Il y a quelque chose de sain dans ces documentaires qui étanchent notre curiosité des rouages concrets de l’industrie du cinéma : ils permettent d’apaiser la rudesse de ressentis larvés (« les producteurs, c’est les mecs qui fournissent le fric, point barre »), d’affiner les idéaux sculptés par l’envoûtement romantique fredonné par le grand écran (« faire un film, quel pied formidable ! »).
Quichotte cahote
Ces deux assertions sont pourfendues par le Don Quichotte de Terry Gilliam, fantasmé depuis dix-sept ans mais à peine sorti de tournage, en forme d’énième palimpseste rapiécé dont on redoute le résultat. Lost in la mancha (2002), prévu comme un making-of de cette production pourtant sur les rails, s’est reconfiguré en un cauchemar pourtant on-ne-rêve-plus ancré dans le réel des imbroglios drainés par les co-productions européennes, les tournages en décors naturels et autres médailles dont le revers taraude davantage qu’un crochet du droit. Pan, dans l’eden.

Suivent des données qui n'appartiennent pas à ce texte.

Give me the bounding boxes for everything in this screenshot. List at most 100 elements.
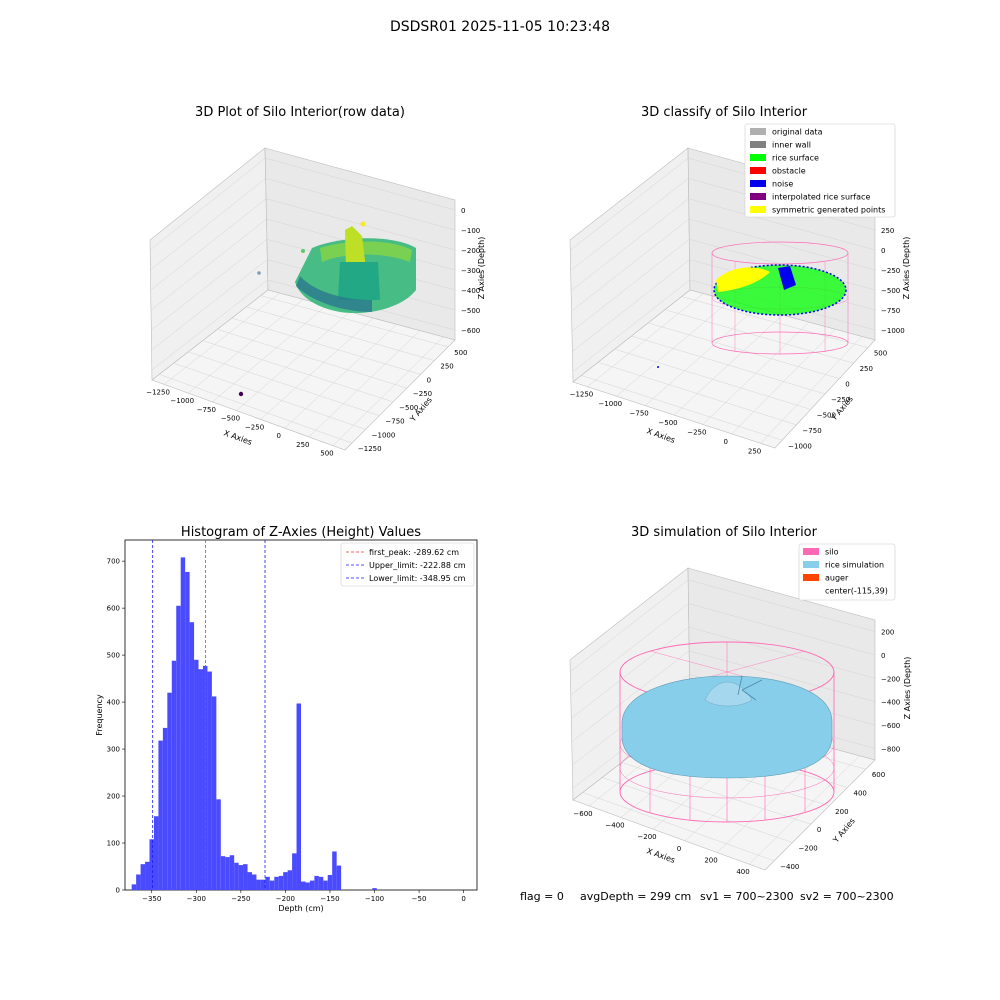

Il s’avère fascinant d’observer la combattivité l’ancien Monthy Pyton s’éroder à mesure que s’étiole son « grand film » au profit du spectre des Aventures du Baron de Münchausen, son précédent fiasco commercial. L’industrie n’a pas encore cicatrisé. Lui non plus, même s’il s’évertue à démontrer l’inverse. Si tout documentaire apporte de l’eau à un moulin, ce destroy-of en irrigue plusieurs, tant il rend lumineuse la tension entre la création pré-mâchée, mentalement établie dans le chef de l’auteur, et la détermination pragmatique des producteurs, toujours présents au côté de l’équipe et âpres dans la négoce des décisions.
- « On ne peut pas tourner autre chose, en attendant que ces avions ne cessent de rendre nos prises inaudibles ? »
- « Non, impossible, il faut réaliser ce plan maintenant, je le visualise parfaitement ».
Comme pour mieux se faire l’écho de ce jeu de dupe qu’ils ont capté, les auteurs de Lost in la mancha insistent sur la confection et la représentation des marionnettes dans l’univers du film de Gilliam. Tantôt tireur de ficelles, un retour de bâton ne tarde pas à le ré-expédier au statut de pantin.
Qijote l’estropié
Jean Rochefort paraît presque aussi habité que le réalisateur maudit. Investi, le bougre a bossé l’anglais 7 mois et envisage ce rôle comme la chance d’une vie. L’on observe l’entrave du septuagénaire, rapatrié en France, à l’instar de l’équipe de tournage : à distance, sous la respiration artificielle d’un espoir ténu. Le spectateur ressent l’embarras des producteurs, a envie d’exhorter les troupes pour que ça avance malgré tout. Plein d’affection pour ses galériens, Gilliam doit parfois se fâcher. « Tout rouge », à contrecoeur, comme un père désemparé qui s’abandonne aux cris.
On retrouve la même bienveillance rugissante dans un autre making-of transformé en docu, Fucking Kassovitz, qui narre pourtant les déboires d’un Français dans un écrin hollywoodien, soit l’inverse de Lost in la Mancha. Les deux films ont pour point commun la précision du projet des réalisateurs qui s’y retrouvent martyrs. Mathieu Kassovitz avait prévu une grammaire cinématographique propre à chacun des personnages de Babylon A.D. Tout s’effondre lorsqu’il trempe dans le cambouis du tournage. Idem pour Gilliam, qui s’était figuré un désert immaculé, plombé de soleil, finalement muté en bourbier par une météo revêche. Causes différentes, même drame de génie (?) contrarié.
L’ego, les couleuvres
Voir mille fois Lost in la mancha et Fucking Kassovitz plutôt que le moindre soit-disant behind the scenes. La complaisance de ces bonus formatés ne donne jamais à voir les egos qui surchauffent, s’entechoquent comme des silex. Il faut gratter pour apprendre que sur les décors des derniers Fast and Furious s’érige une logistique complexe pour éviter que Vin Diesel et The Rock ne se croisent, incapables de se piffer. Pourtant, ce genre de dévoilements livre au spectateur des clés de compréhensions essentielles des choix pragmatiques opérés au turbin, dans un espoir de rationalisation des coûts ne valant pas forcément le coup. Ils constituent les justifications éphémères de décisions gravées dans la pellicule à jamais.
Bras de fer éternels entre vision de créateur et pragmatisme de faiseurs. On apprend, un peu glacé : « quand le tournage bas de l’aile – peu importe à qui ça incombe – en général, on vire le premier assistant-réalisateur ». Puis, on réalise que ces documentaires n’offrent évidemment qu’un point de vue parcellaire. Combien de manœuvres-couleuvres jalonnent l’industrie du cinéma ? Ça y est, on a choppé le tournis.